I hope I did not mess up any technical details and that it is
understandable enough.

 local-zfs.adoc | 96 ++++++++++++++++++++++++++++++++++++++++++++++++++
 1 file changed, 96 insertions(+)

diff --git a/local-zfs.adoc b/local-zfs.adoc
index fd03e89..48f6540 100644
--- a/local-zfs.adoc
+++ b/local-zfs.adoc
@@ -151,6 +151,102 @@ rpool/swap        4.25G  7.69T    64K  -
+ZFS RAID Level Considerations
+There are a few factors to take into consideration when choosing the layout of
+a ZFS pool.
+Different types of VDEVs have different performance behaviors. The two
+parameters of interest are the IOPS (Input/Output Operations per Second) and the
+bandwidth with which data can be written or read.
+A 'mirror' VDEV will approximately behave like a single disk in regards to both
+parameters when writing data. When reading data if will behave like the number
+of disks in the mirror.
+A common situation is to have 4 disks. When setting it up as 2 mirror VDEVs the
+pool will have the write characteristics as two single disks in regard of IOPS
+and bandwidth. For read operations it will resemble 4 single disks.
+A 'RAIDZ' of any redundancy level will approximately behave like a single disk
+in regard of IOPS with a lot of bandwidth. How much bandwidth depends on the
+size of the RAIDZ VDEV and the redundancy level.
+For running VMs, IOPS is the more important metric in most situations.
+Size, Space usage and Redundancy
+While a pool made of 'mirror' VDEVs will have the best performance
+characteristics, the usable space will be 50% of the disks available.
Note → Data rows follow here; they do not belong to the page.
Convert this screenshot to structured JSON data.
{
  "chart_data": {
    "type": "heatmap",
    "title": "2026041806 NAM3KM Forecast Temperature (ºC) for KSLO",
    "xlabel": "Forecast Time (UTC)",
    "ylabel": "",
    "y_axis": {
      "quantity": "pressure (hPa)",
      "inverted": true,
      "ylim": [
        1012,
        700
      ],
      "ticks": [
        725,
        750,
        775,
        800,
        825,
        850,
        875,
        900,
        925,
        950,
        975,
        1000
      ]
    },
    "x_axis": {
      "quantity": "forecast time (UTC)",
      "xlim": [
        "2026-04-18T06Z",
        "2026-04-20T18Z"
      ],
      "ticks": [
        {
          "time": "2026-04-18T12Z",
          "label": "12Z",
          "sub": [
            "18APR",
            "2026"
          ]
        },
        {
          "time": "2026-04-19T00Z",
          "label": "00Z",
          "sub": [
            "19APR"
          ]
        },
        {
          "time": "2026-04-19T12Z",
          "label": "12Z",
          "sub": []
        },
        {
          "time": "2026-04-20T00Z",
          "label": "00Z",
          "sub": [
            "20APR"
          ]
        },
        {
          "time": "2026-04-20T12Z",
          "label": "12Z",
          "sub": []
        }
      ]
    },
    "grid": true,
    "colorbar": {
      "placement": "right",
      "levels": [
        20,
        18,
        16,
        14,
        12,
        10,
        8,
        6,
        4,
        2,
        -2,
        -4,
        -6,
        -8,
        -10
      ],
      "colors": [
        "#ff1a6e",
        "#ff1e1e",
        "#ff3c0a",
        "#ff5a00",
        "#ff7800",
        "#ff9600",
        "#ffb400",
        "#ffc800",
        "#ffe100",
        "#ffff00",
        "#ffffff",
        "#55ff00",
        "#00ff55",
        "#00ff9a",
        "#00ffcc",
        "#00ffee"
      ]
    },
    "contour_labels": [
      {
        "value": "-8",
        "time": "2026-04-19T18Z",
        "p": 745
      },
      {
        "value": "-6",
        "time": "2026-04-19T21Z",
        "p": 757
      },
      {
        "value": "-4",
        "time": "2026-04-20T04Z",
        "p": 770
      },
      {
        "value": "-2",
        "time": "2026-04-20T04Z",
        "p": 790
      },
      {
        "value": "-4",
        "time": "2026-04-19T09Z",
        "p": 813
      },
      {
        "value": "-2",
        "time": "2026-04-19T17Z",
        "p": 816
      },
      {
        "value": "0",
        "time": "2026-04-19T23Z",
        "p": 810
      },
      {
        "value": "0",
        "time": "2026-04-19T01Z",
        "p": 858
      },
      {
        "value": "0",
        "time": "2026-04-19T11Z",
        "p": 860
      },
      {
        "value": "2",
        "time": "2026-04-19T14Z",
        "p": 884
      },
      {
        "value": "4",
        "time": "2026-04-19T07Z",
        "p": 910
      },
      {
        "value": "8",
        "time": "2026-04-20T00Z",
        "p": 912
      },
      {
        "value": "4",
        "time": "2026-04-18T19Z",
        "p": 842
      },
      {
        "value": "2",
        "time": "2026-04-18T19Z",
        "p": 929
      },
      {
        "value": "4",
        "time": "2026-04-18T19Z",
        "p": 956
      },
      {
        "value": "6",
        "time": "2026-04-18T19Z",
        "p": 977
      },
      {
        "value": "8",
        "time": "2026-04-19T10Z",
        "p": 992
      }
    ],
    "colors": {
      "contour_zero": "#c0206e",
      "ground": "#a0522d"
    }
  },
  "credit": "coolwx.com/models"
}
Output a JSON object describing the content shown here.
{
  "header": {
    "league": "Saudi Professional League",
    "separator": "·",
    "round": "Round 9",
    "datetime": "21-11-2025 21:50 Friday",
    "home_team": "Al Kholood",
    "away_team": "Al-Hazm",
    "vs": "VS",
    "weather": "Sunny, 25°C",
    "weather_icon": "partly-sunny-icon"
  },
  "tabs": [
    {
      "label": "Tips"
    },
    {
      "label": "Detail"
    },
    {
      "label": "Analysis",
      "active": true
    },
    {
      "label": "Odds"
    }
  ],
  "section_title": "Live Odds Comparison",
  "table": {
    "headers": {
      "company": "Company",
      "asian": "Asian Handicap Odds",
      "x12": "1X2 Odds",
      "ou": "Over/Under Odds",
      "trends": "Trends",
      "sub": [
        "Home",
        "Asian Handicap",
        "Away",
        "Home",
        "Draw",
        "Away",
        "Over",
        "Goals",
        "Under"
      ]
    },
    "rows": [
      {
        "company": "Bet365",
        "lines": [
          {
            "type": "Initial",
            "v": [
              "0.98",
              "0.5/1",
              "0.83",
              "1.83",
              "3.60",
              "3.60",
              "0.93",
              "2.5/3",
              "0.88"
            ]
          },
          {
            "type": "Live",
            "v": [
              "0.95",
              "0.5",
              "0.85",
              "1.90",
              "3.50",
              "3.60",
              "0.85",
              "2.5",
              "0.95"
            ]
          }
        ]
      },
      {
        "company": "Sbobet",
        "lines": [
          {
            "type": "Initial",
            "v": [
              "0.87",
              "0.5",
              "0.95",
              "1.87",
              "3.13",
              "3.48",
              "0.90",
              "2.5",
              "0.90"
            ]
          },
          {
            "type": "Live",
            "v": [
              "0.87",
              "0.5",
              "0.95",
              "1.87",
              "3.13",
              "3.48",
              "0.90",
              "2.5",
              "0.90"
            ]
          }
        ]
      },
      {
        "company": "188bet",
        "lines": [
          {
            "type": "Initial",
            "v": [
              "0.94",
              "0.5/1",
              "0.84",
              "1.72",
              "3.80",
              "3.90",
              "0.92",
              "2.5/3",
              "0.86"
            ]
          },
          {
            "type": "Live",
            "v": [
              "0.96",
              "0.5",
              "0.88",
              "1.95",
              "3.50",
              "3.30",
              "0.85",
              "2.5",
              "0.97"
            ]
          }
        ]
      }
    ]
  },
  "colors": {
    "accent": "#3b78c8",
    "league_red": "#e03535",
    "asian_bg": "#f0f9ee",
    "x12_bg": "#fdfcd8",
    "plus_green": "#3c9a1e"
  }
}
Less if a
+mirror VDEV consists of more than 2 disks. To stay functional it needs to have
+at least one disk per mirror VDEV available. The pool will fail once all disks
+in a mirror VDEV fail.
+When using a pool made of 'RAIDZ' VDEVs the usable space to disk ratio will be
+better in most situations than using mirror VDEVs. This is especially true when
+using a large number of disks. A special case is a 4 disk pool with RAIDZ2. In
+this situation it is usually better to use 2 mirror VDEVs for the better
+performance as the usable space will be the same. In a RAIDZ VDEV, any drive
+can fail and it will stay operational. The number of sustainable drive failures
+is defined by the redundancy level, a RAIDZ1 can survive the loss of 1 disk,
+consequently, a RAIDZ2 the loss of 2 and a RAIDZ3 the loss of 3 disks.
+Another important factor when using any RAIDZ level is how ZVOL datasets, which
+are used for VM disks, behave. For each data block the pool needs parity data
+which are at least the size of the minimum block size defined by the `ashift`
+value of the pool. With an ashift of 12 the block size of the pool is 4k.  The
+default block size for a ZVOL is 8k. Therefore, in a RAIDZ2 each 8k block
+written will cause two additional 4k parity blocks to be written,
+8k + 4k + 4k = 16k.  This is of course a simplified approach and the real
+situation will be slightly different with metadata, compression and such not
+being accounted for in this example.
+This behavior can be observed when checking the following properties of the
+ * `volsize`
+ * `refreservation` (if the pool is not thin provisioned)
+ * `used` (if the pool is thin provisioned and without snapshots present)
+# zfs get volsize,refreservation,used /<pool>/vm-<vmid>-disk-X
+`volsize` is the size of the disk as it is presented to the VM, while
+`refreservation` shows the reserved space on the pool which includes the
+expected space needed for the parity data. If the pool is thin provisioned, the
+`refreservation` will be set to 0. Another way to observe the behavior is to
+compare the used disk space within the VM and the `used` property. Be aware
+that snapshots will skew the value.
+To counter this effect there are a few options.
+* Increase the `volblocksize` to improve the data to parity ratio
+* Use 'mirror' VDEVs instead of 'RAIDZ'
+* Use `ashift=9` (block size of 512 bytes)
+The `volblocksize` property can only be set when creating a ZVOL. The default
+value can be changed in the storage configuration. When doing this, the guest
+needs to be tuned accordingly and depending on the use case, the problem of
+write amplification if just moved from the ZFS layer up to the guest.
+A pool made of 'mirror' VDEVs has a different usable space and failure behavior
+than a 'RAIDZ' pool.
+Using `ashift=9` when creating the pool can lead to bad
+performance, depending on the disks underneath, and cannot be changed later on.